Wright's 20-month tenure in charge of the Black Caps finished this week in the Caribbean as he watched his side stumble to a 2-0 test series loss to the West Indies. The batting again let the tourists down, and the former test opener today said the players had to be harder on themselves.

"That's a particularly important part of that process. You have to have self-responsibility and be accountable for your actions in the middle and you just can't come off and wave it away with phrases like 'it's the way I play' and 'I didn't quite execute' etc, etc. It's a brutal game at the international level and you have to be very brutal in your self-analysis and really honest," Wright said.

"The other aspect is it's always very helpful if your teammates are brutally honest with you and if you play a particularly inappropriate shot at any stage then you know if you go back in to that changing room you're not going to get exactly 'the welcome' and that's the sort of environment you need to create.

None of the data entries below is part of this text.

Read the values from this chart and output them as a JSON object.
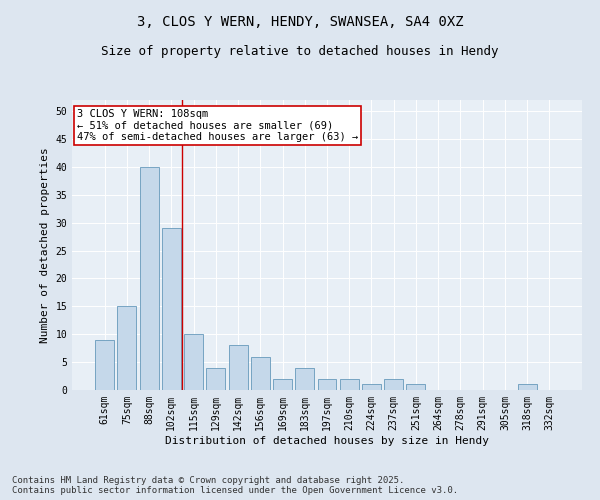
{
  "title": "3, CLOS Y WERN, HENDY, SWANSEA, SA4 0XZ",
  "subtitle": "Size of property relative to detached houses in Hendy",
  "xlabel": "Distribution of detached houses by size in Hendy",
  "ylabel": "Number of detached properties",
  "categories": [
    "61sqm",
    "75sqm",
    "88sqm",
    "102sqm",
    "115sqm",
    "129sqm",
    "142sqm",
    "156sqm",
    "169sqm",
    "183sqm",
    "197sqm",
    "210sqm",
    "224sqm",
    "237sqm",
    "251sqm",
    "264sqm",
    "278sqm",
    "291sqm",
    "305sqm",
    "318sqm",
    "332sqm"
  ],
  "values": [
    9,
    15,
    40,
    29,
    10,
    4,
    8,
    6,
    2,
    4,
    2,
    2,
    1,
    2,
    1,
    0,
    0,
    0,
    0,
    1,
    0
  ],
  "bar_color": "#c5d8ea",
  "bar_edge_color": "#6699bb",
  "vline_x": 3.5,
  "vline_color": "#cc0000",
  "annotation_text": "3 CLOS Y WERN: 108sqm\n← 51% of detached houses are smaller (69)\n47% of semi-detached houses are larger (63) →",
  "annotation_box_facecolor": "#ffffff",
  "annotation_box_edgecolor": "#cc0000",
  "ylim": [
    0,
    52
  ],
  "yticks": [
    0,
    5,
    10,
    15,
    20,
    25,
    30,
    35,
    40,
    45,
    50
  ],
  "footnote": "Contains HM Land Registry data © Crown copyright and database right 2025.\nContains public sector information licensed under the Open Government Licence v3.0.",
  "bg_color": "#dde6f0",
  "plot_bg_color": "#e8eff6",
  "title_fontsize": 10,
  "subtitle_fontsize": 9,
  "axis_label_fontsize": 8,
  "tick_fontsize": 7,
  "footnote_fontsize": 6.5,
  "annotation_fontsize": 7.5
}
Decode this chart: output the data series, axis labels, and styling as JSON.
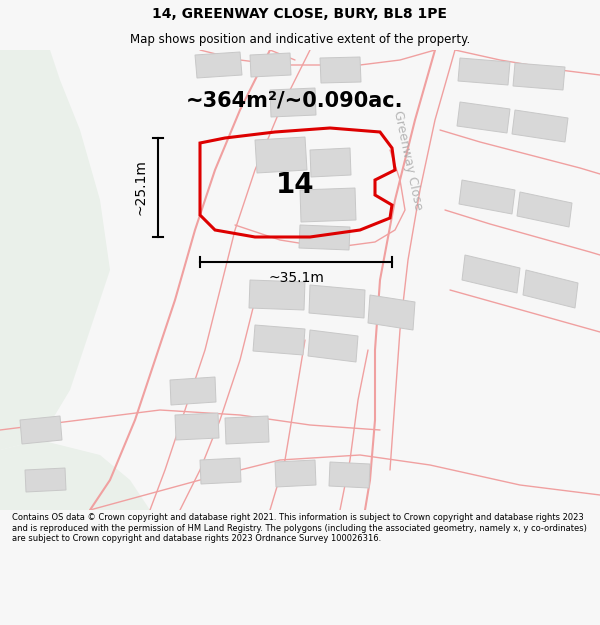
{
  "title_line1": "14, GREENWAY CLOSE, BURY, BL8 1PE",
  "title_line2": "Map shows position and indicative extent of the property.",
  "area_text": "~364m²/~0.090ac.",
  "number_label": "14",
  "width_label": "~35.1m",
  "height_label": "~25.1m",
  "street_label": "Greenway Close",
  "footer_text": "Contains OS data © Crown copyright and database right 2021. This information is subject to Crown copyright and database rights 2023 and is reproduced with the permission of HM Land Registry. The polygons (including the associated geometry, namely x, y co-ordinates) are subject to Crown copyright and database rights 2023 Ordnance Survey 100026316.",
  "bg_color": "#f7f7f7",
  "map_bg": "#ffffff",
  "green_area_color": "#eaf0ea",
  "plot_outline_color": "#dd0000",
  "plot_fill_color": "#ffffff",
  "building_color": "#d8d8d8",
  "building_edge": "#c8c8c8",
  "road_line_color": "#f0a0a0",
  "dim_line_color": "#000000",
  "title_fontsize": 10,
  "subtitle_fontsize": 8.5,
  "area_fontsize": 15,
  "number_fontsize": 20,
  "dim_fontsize": 10,
  "footer_fontsize": 6.0,
  "street_fontsize": 9
}
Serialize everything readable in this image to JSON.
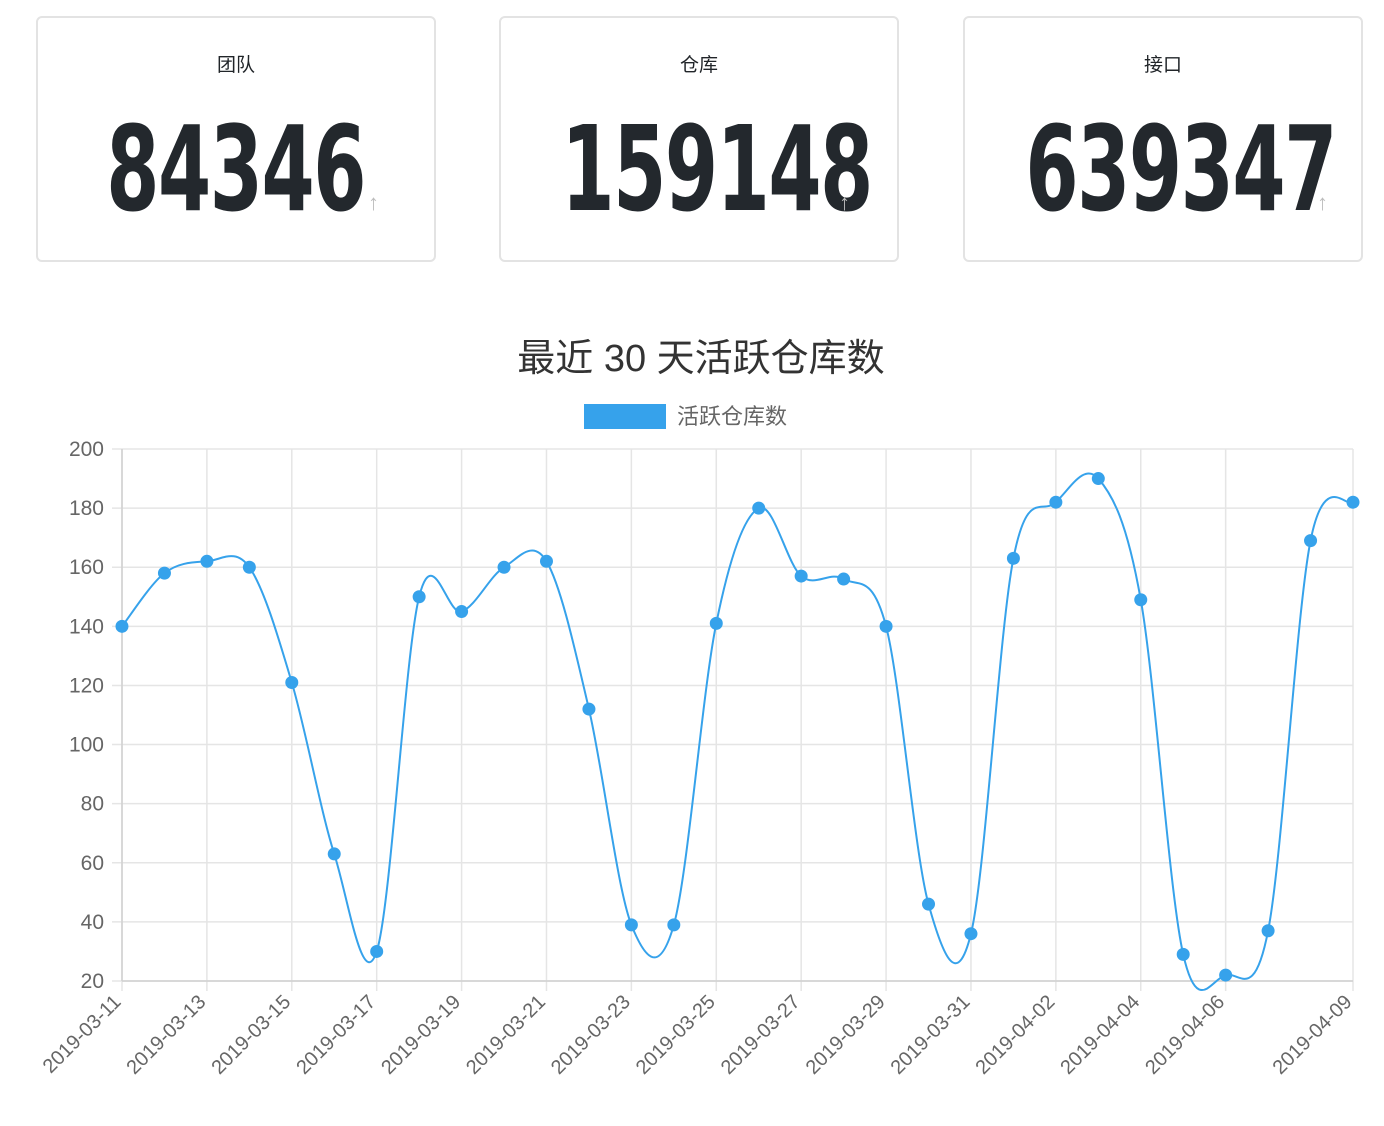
{
  "stats": [
    {
      "label": "团队",
      "value": "84346",
      "trend_icon": "up-arrow-icon",
      "trend_glyph": "↑"
    },
    {
      "label": "仓库",
      "value": "159148",
      "trend_icon": "up-arrow-icon",
      "trend_glyph": "↑"
    },
    {
      "label": "接口",
      "value": "639347",
      "trend_icon": "up-arrow-icon",
      "trend_glyph": "↑"
    }
  ],
  "colors": {
    "line": "#36a2eb",
    "grid": "#e5e5e5",
    "axis_text": "#666666",
    "title": "#333333",
    "card_border": "#e3e3e3"
  },
  "chart_data": {
    "type": "line",
    "title": "最近 30 天活跃仓库数",
    "legend": "活跃仓库数",
    "legend_position": "top-center",
    "xlabel": "",
    "ylabel": "",
    "ylim": [
      20,
      200
    ],
    "ytick_step": 20,
    "grid": true,
    "x": [
      "2019-03-11",
      "2019-03-12",
      "2019-03-13",
      "2019-03-14",
      "2019-03-15",
      "2019-03-16",
      "2019-03-17",
      "2019-03-18",
      "2019-03-19",
      "2019-03-20",
      "2019-03-21",
      "2019-03-22",
      "2019-03-23",
      "2019-03-24",
      "2019-03-25",
      "2019-03-26",
      "2019-03-27",
      "2019-03-28",
      "2019-03-29",
      "2019-03-30",
      "2019-03-31",
      "2019-04-01",
      "2019-04-02",
      "2019-04-03",
      "2019-04-04",
      "2019-04-05",
      "2019-04-06",
      "2019-04-07",
      "2019-04-08",
      "2019-04-09"
    ],
    "xtick_labels": [
      "2019-03-11",
      "2019-03-13",
      "2019-03-15",
      "2019-03-17",
      "2019-03-19",
      "2019-03-21",
      "2019-03-23",
      "2019-03-25",
      "2019-03-27",
      "2019-03-29",
      "2019-03-31",
      "2019-04-02",
      "2019-04-04",
      "2019-04-06",
      "2019-04-09"
    ],
    "series": [
      {
        "name": "活跃仓库数",
        "values": [
          140,
          158,
          162,
          160,
          121,
          63,
          30,
          150,
          145,
          160,
          162,
          112,
          39,
          39,
          141,
          180,
          157,
          156,
          140,
          46,
          36,
          163,
          182,
          190,
          149,
          29,
          22,
          37,
          169,
          182
        ]
      }
    ]
  }
}
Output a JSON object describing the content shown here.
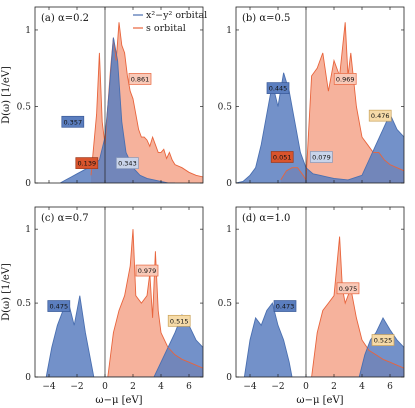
{
  "colors": {
    "x2y2": "#4a6fb0",
    "x2y2_fill": "#5b7ebf",
    "s": "#e8643c",
    "s_fill": "#f4a58b",
    "other_fill": "#f6dba8",
    "other_line": "#c9a25a",
    "overlap_dark": "#b34a2a"
  },
  "chart_data": [
    {
      "panel": "a",
      "type": "area",
      "title": "(a) α=0.2",
      "xlim": [
        -5,
        7
      ],
      "ylim": [
        0,
        1.15
      ],
      "yticks": [
        0,
        0.5,
        1
      ],
      "xticks": [
        -4,
        -2,
        0,
        2,
        4,
        6
      ],
      "ylabel": "D(ω)  [1/eV]",
      "xlabel": "",
      "legend": [
        "x²−y² orbital",
        "s orbital"
      ],
      "legend_position": "top-center",
      "labels": [
        {
          "text": "0.357",
          "series": "x2-y2",
          "x": -2.3,
          "y": 0.4
        },
        {
          "text": "0.139",
          "series": "s-dark",
          "x": -1.3,
          "y": 0.13
        },
        {
          "text": "0.343",
          "series": "x2-y2-light",
          "x": 1.6,
          "y": 0.13
        },
        {
          "text": "0.861",
          "series": "s",
          "x": 2.5,
          "y": 0.68
        }
      ],
      "series": [
        {
          "name": "x²−y² orbital",
          "x": [
            -3.2,
            -2.8,
            -2.4,
            -2.0,
            -1.6,
            -1.2,
            -0.8,
            -0.4,
            0.0,
            0.3,
            0.6,
            0.9,
            1.2,
            1.5,
            2.0,
            2.5,
            3.0,
            3.5,
            4.0,
            4.5,
            5.0
          ],
          "values": [
            0.0,
            0.02,
            0.04,
            0.06,
            0.08,
            0.1,
            0.12,
            0.15,
            0.3,
            0.6,
            0.95,
            0.8,
            0.4,
            0.2,
            0.1,
            0.05,
            0.03,
            0.02,
            0.01,
            0.0,
            0.0
          ]
        },
        {
          "name": "s orbital",
          "x": [
            -1.0,
            -0.8,
            -0.6,
            -0.4,
            -0.2,
            0.0,
            0.2,
            0.4,
            0.6,
            0.8,
            1.0,
            1.2,
            1.4,
            1.6,
            1.8,
            2.0,
            2.2,
            2.4,
            2.6,
            2.8,
            3.0,
            3.2,
            3.4,
            3.6,
            3.8,
            4.0,
            4.2,
            4.4,
            4.6,
            4.8,
            5.0,
            5.5,
            6.0,
            6.5,
            7.0
          ],
          "values": [
            0.05,
            0.25,
            0.45,
            0.85,
            0.4,
            0.25,
            0.5,
            0.75,
            0.95,
            0.8,
            1.05,
            0.9,
            0.85,
            0.7,
            0.6,
            0.55,
            0.45,
            0.35,
            0.3,
            0.3,
            0.28,
            0.24,
            0.3,
            0.25,
            0.2,
            0.2,
            0.22,
            0.16,
            0.2,
            0.15,
            0.12,
            0.1,
            0.07,
            0.05,
            0.04
          ]
        }
      ]
    },
    {
      "panel": "b",
      "type": "area",
      "title": "(b) α=0.5",
      "xlim": [
        -5,
        7
      ],
      "ylim": [
        0,
        1.15
      ],
      "yticks": [
        0,
        0.5,
        1
      ],
      "xticks": [
        -4,
        -2,
        0,
        2,
        4,
        6
      ],
      "xlabel": "",
      "labels": [
        {
          "text": "0.445",
          "series": "x2-y2",
          "x": -2.0,
          "y": 0.62
        },
        {
          "text": "0.051",
          "series": "s-dark",
          "x": -1.7,
          "y": 0.17
        },
        {
          "text": "0.079",
          "series": "x2-y2-light",
          "x": 1.1,
          "y": 0.17
        },
        {
          "text": "0.969",
          "series": "s",
          "x": 2.8,
          "y": 0.68
        },
        {
          "text": "0.476",
          "series": "other",
          "x": 5.3,
          "y": 0.44
        }
      ],
      "series": [
        {
          "name": "x²−y² orbital",
          "x": [
            -5.0,
            -4.5,
            -4.0,
            -3.6,
            -3.2,
            -2.8,
            -2.4,
            -2.0,
            -1.6,
            -1.2,
            -0.8,
            -0.4,
            0.0,
            0.5,
            1.0,
            1.5,
            2.0,
            3.0,
            4.0,
            4.5,
            5.0,
            5.5,
            6.0,
            6.5,
            7.0
          ],
          "values": [
            0.0,
            0.01,
            0.05,
            0.1,
            0.25,
            0.45,
            0.65,
            0.5,
            0.72,
            0.6,
            0.4,
            0.2,
            0.1,
            0.06,
            0.05,
            0.04,
            0.03,
            0.02,
            0.05,
            0.15,
            0.25,
            0.35,
            0.45,
            0.35,
            0.3
          ]
        },
        {
          "name": "s orbital",
          "x": [
            -1.8,
            -1.4,
            -1.0,
            -0.6,
            -0.2,
            0.0,
            0.4,
            0.8,
            1.2,
            1.6,
            2.0,
            2.4,
            2.8,
            3.0,
            3.2,
            3.6,
            4.0,
            4.4,
            4.8,
            5.2,
            5.6,
            6.0,
            6.5,
            7.0
          ],
          "values": [
            0.02,
            0.08,
            0.1,
            0.1,
            0.05,
            0.02,
            0.7,
            0.75,
            0.85,
            0.6,
            0.8,
            0.7,
            1.05,
            0.7,
            0.85,
            0.5,
            0.3,
            0.25,
            0.2,
            0.2,
            0.15,
            0.12,
            0.1,
            0.08
          ]
        }
      ]
    },
    {
      "panel": "c",
      "type": "area",
      "title": "(c) α=0.7",
      "xlim": [
        -5,
        7
      ],
      "ylim": [
        0,
        1.15
      ],
      "yticks": [
        0,
        0.5,
        1
      ],
      "xticks": [
        -4,
        -2,
        0,
        2,
        4,
        6
      ],
      "ylabel": "D(ω)  [1/eV]",
      "xlabel": "ω−μ  [eV]",
      "labels": [
        {
          "text": "0.475",
          "series": "x2-y2",
          "x": -3.3,
          "y": 0.48
        },
        {
          "text": "0.979",
          "series": "s",
          "x": 3.0,
          "y": 0.72
        },
        {
          "text": "0.515",
          "series": "other",
          "x": 5.3,
          "y": 0.38
        }
      ],
      "series": [
        {
          "name": "x²−y² orbital",
          "x": [
            -4.2,
            -3.8,
            -3.4,
            -3.0,
            -2.6,
            -2.2,
            -1.8,
            -1.4,
            -1.0,
            -0.8,
            3.5,
            4.0,
            4.5,
            5.0,
            5.5,
            6.0,
            6.5,
            7.0
          ],
          "values": [
            0.0,
            0.2,
            0.35,
            0.45,
            0.5,
            0.35,
            0.55,
            0.3,
            0.1,
            0.0,
            0.0,
            0.1,
            0.2,
            0.3,
            0.42,
            0.35,
            0.25,
            0.2
          ]
        },
        {
          "name": "s orbital",
          "x": [
            0.2,
            0.6,
            1.0,
            1.4,
            1.8,
            2.0,
            2.2,
            2.6,
            3.0,
            3.2,
            3.4,
            3.6,
            3.8,
            4.0,
            4.5,
            5.0,
            5.5,
            6.0,
            6.5,
            7.0
          ],
          "values": [
            0.0,
            0.3,
            0.45,
            0.55,
            0.75,
            1.0,
            0.55,
            0.5,
            0.55,
            0.7,
            0.4,
            0.85,
            0.45,
            0.3,
            0.2,
            0.15,
            0.12,
            0.1,
            0.08,
            0.06
          ]
        }
      ]
    },
    {
      "panel": "d",
      "type": "area",
      "title": "(d) α=1.0",
      "xlim": [
        -5,
        7
      ],
      "ylim": [
        0,
        1.15
      ],
      "yticks": [
        0,
        0.5,
        1
      ],
      "xticks": [
        -4,
        -2,
        0,
        2,
        4,
        6
      ],
      "xlabel": "ω−μ  [eV]",
      "labels": [
        {
          "text": "0.473",
          "series": "x2-y2",
          "x": -1.5,
          "y": 0.48
        },
        {
          "text": "0.975",
          "series": "s",
          "x": 3.0,
          "y": 0.6
        },
        {
          "text": "0.525",
          "series": "other",
          "x": 5.5,
          "y": 0.25
        }
      ],
      "series": [
        {
          "name": "x²−y² orbital",
          "x": [
            -4.4,
            -4.0,
            -3.6,
            -3.2,
            -2.8,
            -2.4,
            -2.0,
            -1.6,
            -1.2,
            -1.0,
            3.8,
            4.2,
            4.6,
            5.0,
            5.5,
            6.0,
            6.5,
            7.0
          ],
          "values": [
            0.0,
            0.25,
            0.4,
            0.35,
            0.45,
            0.5,
            0.35,
            0.25,
            0.1,
            0.0,
            0.0,
            0.15,
            0.25,
            0.3,
            0.4,
            0.32,
            0.25,
            0.2
          ]
        },
        {
          "name": "s orbital",
          "x": [
            0.4,
            0.8,
            1.2,
            1.6,
            2.0,
            2.4,
            2.6,
            2.8,
            3.2,
            3.6,
            4.0,
            4.5,
            5.0,
            5.5,
            6.0,
            6.5,
            7.0
          ],
          "values": [
            0.0,
            0.3,
            0.45,
            0.5,
            0.55,
            0.95,
            0.6,
            0.5,
            0.6,
            0.4,
            0.25,
            0.18,
            0.15,
            0.12,
            0.1,
            0.08,
            0.06
          ]
        }
      ]
    }
  ]
}
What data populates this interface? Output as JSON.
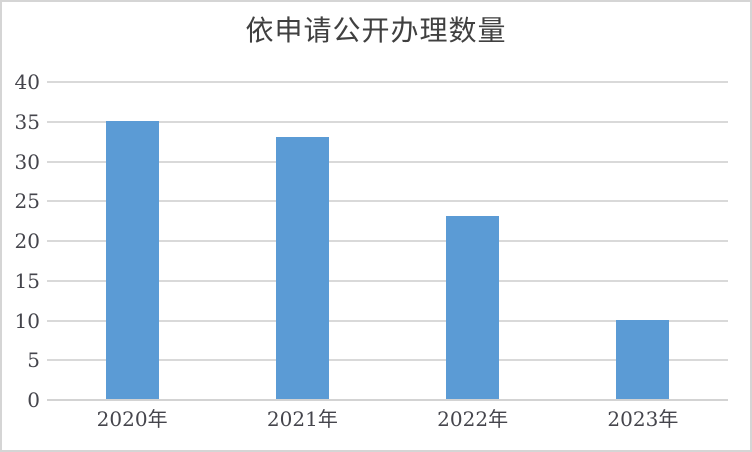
{
  "chart_data": {
    "type": "bar",
    "title": "依申请公开办理数量",
    "categories": [
      "2020年",
      "2021年",
      "2022年",
      "2023年"
    ],
    "values": [
      35,
      33,
      23,
      10
    ],
    "xlabel": "",
    "ylabel": "",
    "ylim": [
      0,
      40
    ],
    "yticks": [
      0,
      5,
      10,
      15,
      20,
      25,
      30,
      35,
      40
    ],
    "grid": true,
    "legend": false
  },
  "colors": {
    "bar": "#5B9BD5",
    "gridline": "#D9D9D9",
    "axis_line": "#D3D3D3",
    "tick_label": "#45454C",
    "title": "#404040",
    "frame_border": "#D5D5D5",
    "background": "#FFFFFF"
  }
}
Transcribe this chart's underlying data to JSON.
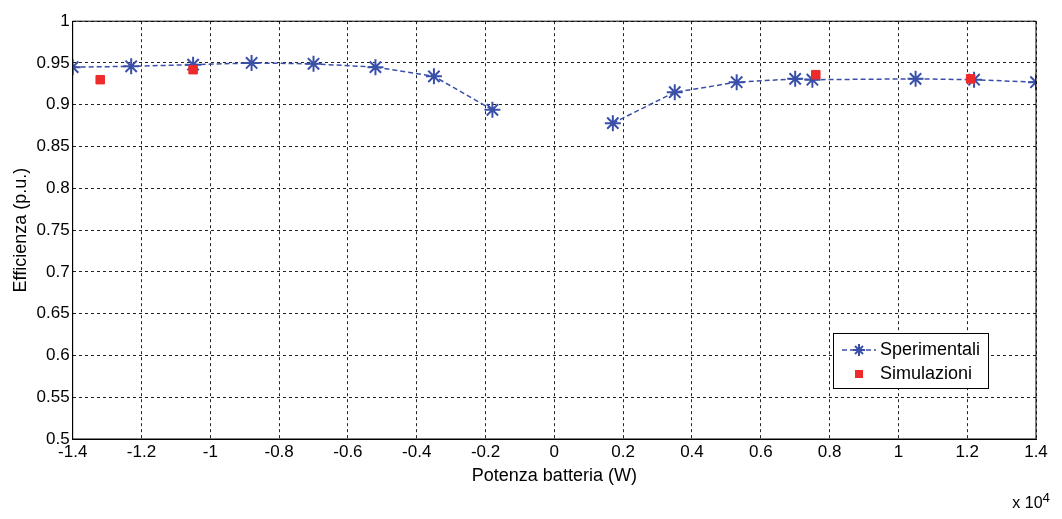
{
  "chart_data": {
    "type": "line",
    "xlabel": "Potenza batteria (W)",
    "ylabel": "Efficienza (p.u.)",
    "annotations": [
      "x 10$^{4}$"
    ],
    "xlim": [
      -1.4,
      1.4
    ],
    "xticks": [
      -1.4,
      -1.2,
      -1,
      -0.8,
      -0.6,
      -0.4,
      -0.2,
      0,
      0.2,
      0.4,
      0.6,
      0.8,
      1,
      1.2,
      1.4
    ],
    "ylim": [
      0.5,
      1
    ],
    "yticks": [
      0.5,
      0.55,
      0.6,
      0.65,
      0.7,
      0.75,
      0.8,
      0.85,
      0.9,
      0.95,
      1
    ],
    "grid": true,
    "legend": "bottom right",
    "line_style": "dashed",
    "series": [
      {
        "name": "Sperimentali",
        "type": "line",
        "marker": "cross",
        "color": "#3a50a8",
        "x": [
          -1.4,
          -1.23,
          -1.05,
          -0.88,
          -0.7,
          -0.52,
          -0.35,
          -0.18,
          0,
          0.17,
          0.35,
          0.53,
          0.7,
          0.75,
          1.05,
          1.22,
          1.4
        ],
        "values": [
          0.945,
          0.946,
          0.948,
          0.95,
          0.949,
          0.945,
          0.934,
          0.894,
          null,
          0.878,
          0.915,
          0.927,
          0.931,
          0.93,
          0.931,
          0.93,
          0.927
        ]
      },
      {
        "name": "Simulazioni",
        "type": "scatter",
        "marker": "square",
        "color": "#ee2a2a",
        "x": [
          -1.32,
          -1.05,
          0.76,
          1.21
        ],
        "values": [
          0.93,
          0.942,
          0.936,
          0.931
        ]
      }
    ]
  }
}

Ruthless self-analysis combined with pretty strong standards and peer pressure from your fellow teammates and that's something that I think is an area we can grow in."

As for how the Kiwi batsmen could be better, Wright added: "I think we've got to look at two aspects and I was reflecting on it today. It's basically the players have to understand that it's no use to make the same mistake over and over again. You've got to learn from your mistakes and the other issue is strike rotation ... I think that's one of the key skills that the players have to practice and learn because getting the singles will get you to the other end and it doesn't allow that pressure to be built up by facing a number of dot balls."

Only one New Zealand batsman has made a test century in their past five outings, with Kane Williamson's unbeaten 102 against South Africa in March the only ton, and the lack of runs from the Kiwi top order has put too much pressure on their young bowling unit.

New Zealand's next assignment is a two-test and two-Twenty20 match tour of India later this month, which will be new coach Mike Hesson's first tour in charge of the side.

Wright backed his now former charges to perform in the sub-continent against the Indians and said the tour of the Caribbean had given them an insight on how to play quality spin bowling on slower wickets.

"I would hope now that the batsmen have had a bit more cricket and in the conditions that are going to be similar to India. So now they've had more time at the wicket they'll be able to have a good look at this tour and hopefully get some time just to better their game and get up there."

Hesson will have it all ahead of him as he tries to turn around a failing batting line-up.